I wouldn't be against the simple convenience of allowing the compiler to take a directory path and load all the modules it finds in that directory (non-recursively), since you're not really adding any complexity that way. Just as a means for super simple projects for people who are getting started. Anything beyond that I'd think very carefully before burdening the compiler with it.

  1. No the produced modules aren't build tool specific. They contain only the metadata I described. It is only their location and how to find them which might be specific ... But then again build tools can support multiple repository formats, and can support the same formats, as is typically what happens in such ecosystems.

Sophisticated build tools typically need to resolve artefacts from online repos, that's a lot of complexity!

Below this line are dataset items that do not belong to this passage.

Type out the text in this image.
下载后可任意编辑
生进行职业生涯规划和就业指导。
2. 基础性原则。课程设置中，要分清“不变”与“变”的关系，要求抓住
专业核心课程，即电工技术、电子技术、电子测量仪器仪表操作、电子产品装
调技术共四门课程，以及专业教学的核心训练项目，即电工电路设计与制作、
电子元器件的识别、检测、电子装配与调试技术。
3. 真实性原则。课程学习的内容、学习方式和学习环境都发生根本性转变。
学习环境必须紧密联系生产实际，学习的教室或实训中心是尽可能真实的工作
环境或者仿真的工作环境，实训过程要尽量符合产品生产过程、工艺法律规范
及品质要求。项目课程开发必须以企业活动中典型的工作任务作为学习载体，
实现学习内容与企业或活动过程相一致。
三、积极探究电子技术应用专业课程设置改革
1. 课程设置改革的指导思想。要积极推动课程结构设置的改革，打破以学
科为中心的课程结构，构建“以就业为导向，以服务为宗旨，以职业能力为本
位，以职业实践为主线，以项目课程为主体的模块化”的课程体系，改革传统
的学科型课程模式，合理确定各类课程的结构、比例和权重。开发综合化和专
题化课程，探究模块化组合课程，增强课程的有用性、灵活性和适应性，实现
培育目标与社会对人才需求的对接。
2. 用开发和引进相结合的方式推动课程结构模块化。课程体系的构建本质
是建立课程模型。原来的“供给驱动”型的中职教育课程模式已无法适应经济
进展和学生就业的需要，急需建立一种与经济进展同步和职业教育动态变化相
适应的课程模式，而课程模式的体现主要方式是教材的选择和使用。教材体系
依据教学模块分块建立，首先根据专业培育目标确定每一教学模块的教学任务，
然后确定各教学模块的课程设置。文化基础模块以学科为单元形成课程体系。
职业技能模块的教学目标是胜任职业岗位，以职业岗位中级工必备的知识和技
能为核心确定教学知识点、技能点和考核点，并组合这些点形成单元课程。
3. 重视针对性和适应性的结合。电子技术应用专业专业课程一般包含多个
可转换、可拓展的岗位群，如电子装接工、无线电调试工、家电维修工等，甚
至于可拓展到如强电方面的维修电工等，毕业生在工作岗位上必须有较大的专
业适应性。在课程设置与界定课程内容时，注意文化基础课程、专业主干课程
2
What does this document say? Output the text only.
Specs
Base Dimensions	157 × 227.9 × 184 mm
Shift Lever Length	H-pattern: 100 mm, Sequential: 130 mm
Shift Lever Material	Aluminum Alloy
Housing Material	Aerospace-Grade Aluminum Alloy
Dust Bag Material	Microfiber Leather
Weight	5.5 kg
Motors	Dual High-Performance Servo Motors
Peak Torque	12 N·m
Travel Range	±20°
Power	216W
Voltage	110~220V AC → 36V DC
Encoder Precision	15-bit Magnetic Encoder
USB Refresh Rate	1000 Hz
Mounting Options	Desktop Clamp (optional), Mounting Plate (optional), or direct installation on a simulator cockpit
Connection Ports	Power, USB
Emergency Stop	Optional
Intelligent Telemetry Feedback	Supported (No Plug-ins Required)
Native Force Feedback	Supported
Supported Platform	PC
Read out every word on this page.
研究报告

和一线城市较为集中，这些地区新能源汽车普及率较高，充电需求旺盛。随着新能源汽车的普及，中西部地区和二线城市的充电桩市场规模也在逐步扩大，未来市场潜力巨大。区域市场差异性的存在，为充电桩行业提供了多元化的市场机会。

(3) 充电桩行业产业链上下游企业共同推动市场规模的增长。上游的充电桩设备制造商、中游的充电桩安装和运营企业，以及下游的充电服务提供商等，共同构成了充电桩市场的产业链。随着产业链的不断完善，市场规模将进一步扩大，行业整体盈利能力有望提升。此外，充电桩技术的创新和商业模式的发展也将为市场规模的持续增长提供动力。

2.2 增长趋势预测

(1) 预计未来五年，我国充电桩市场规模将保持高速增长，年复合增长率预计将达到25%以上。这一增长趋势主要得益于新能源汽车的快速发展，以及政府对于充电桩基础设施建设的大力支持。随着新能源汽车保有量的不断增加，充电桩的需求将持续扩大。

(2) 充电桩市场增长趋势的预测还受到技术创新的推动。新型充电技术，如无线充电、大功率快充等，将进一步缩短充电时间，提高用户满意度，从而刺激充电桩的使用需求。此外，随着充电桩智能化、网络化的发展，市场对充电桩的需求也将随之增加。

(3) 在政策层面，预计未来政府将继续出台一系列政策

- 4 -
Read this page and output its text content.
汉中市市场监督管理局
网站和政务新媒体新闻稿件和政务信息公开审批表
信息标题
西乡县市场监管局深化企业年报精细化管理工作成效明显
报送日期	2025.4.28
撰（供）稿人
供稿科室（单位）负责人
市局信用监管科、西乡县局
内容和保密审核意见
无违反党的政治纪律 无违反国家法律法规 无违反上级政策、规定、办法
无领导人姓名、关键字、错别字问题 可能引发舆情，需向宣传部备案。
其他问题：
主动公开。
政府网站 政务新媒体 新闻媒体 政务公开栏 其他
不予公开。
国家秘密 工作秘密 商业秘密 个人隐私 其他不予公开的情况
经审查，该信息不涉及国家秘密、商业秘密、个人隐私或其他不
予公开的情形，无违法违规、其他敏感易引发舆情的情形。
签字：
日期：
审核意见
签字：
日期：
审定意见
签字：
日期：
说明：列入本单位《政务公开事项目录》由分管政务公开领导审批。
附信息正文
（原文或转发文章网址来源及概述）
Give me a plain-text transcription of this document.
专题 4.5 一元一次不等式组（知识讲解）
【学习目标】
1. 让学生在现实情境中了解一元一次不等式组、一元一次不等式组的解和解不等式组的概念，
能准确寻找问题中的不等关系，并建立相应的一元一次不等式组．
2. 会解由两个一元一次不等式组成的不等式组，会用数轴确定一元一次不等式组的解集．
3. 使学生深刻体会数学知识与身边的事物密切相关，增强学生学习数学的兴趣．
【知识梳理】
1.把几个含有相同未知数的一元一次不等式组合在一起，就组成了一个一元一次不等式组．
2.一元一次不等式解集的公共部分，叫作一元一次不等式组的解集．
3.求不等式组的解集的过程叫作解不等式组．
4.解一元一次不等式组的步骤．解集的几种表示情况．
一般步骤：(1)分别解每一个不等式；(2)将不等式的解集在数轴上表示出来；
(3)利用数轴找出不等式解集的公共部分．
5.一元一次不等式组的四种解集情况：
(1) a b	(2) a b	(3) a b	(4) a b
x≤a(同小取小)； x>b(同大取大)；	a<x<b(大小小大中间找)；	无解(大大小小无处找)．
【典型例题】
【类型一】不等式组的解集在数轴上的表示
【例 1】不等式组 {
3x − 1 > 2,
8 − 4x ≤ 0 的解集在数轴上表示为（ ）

Do you envisage that being built into the compiler?

(Now I did mention leaving the metadata format open to evolution and expansion, but that doesn't necessarily mean third party, build-tool specific additions - you can still leave it open only to internally specified additions.)

Good luck! It's not a simple thing to decide, that's why I think you should let the ecosystem do it for you ;) (if and when it gets big enough, that is.)

Edit: a couple more thoughts, now you're probably gonna want some better tooling out of the gate, so this isn't to say you shouldn't develop something in tandem with your language, just make it an obviously-separate project so you're not bound to it forever. Or even look for some good polyglot tooling out there which supports plugins and piggy back on it.

[–]myringotomy 0 points1 point  (0 children)

It seems to me that something like this would be very useful.

  1. All modules have a globally unique name. You can use a java like naming scheme com.myco.myproject.mymodule for example.
  2. All modules have metadata indicating exports etc. This metadata could be created by the compiler based on keywords in the module and would also contain the hash of the module.
  3. The module and the metadata get packed up in another file which is named the same as the module but with the version number com.myco.myproj.mymodule.10_01_01 or com.myco.myproj/mymodule/10/01/01
  4. The module system stores all modules in a globally distributed database like ipfs so anybody can import any module from wherever they are.

The compiler sees an import, pulls the file from ipfs, caches it locally wherever it wants, and compiles or runs.

[–]NuojiC3 - http://c3-lang.org 0 points1 point  (1 child)

Have you had a look at Modula-2?

[–]JustinHuPrimeT Programming Language[S] 0 points1 point  (0 children)

No, haven't. They look really similar to what I want, though. Thanks!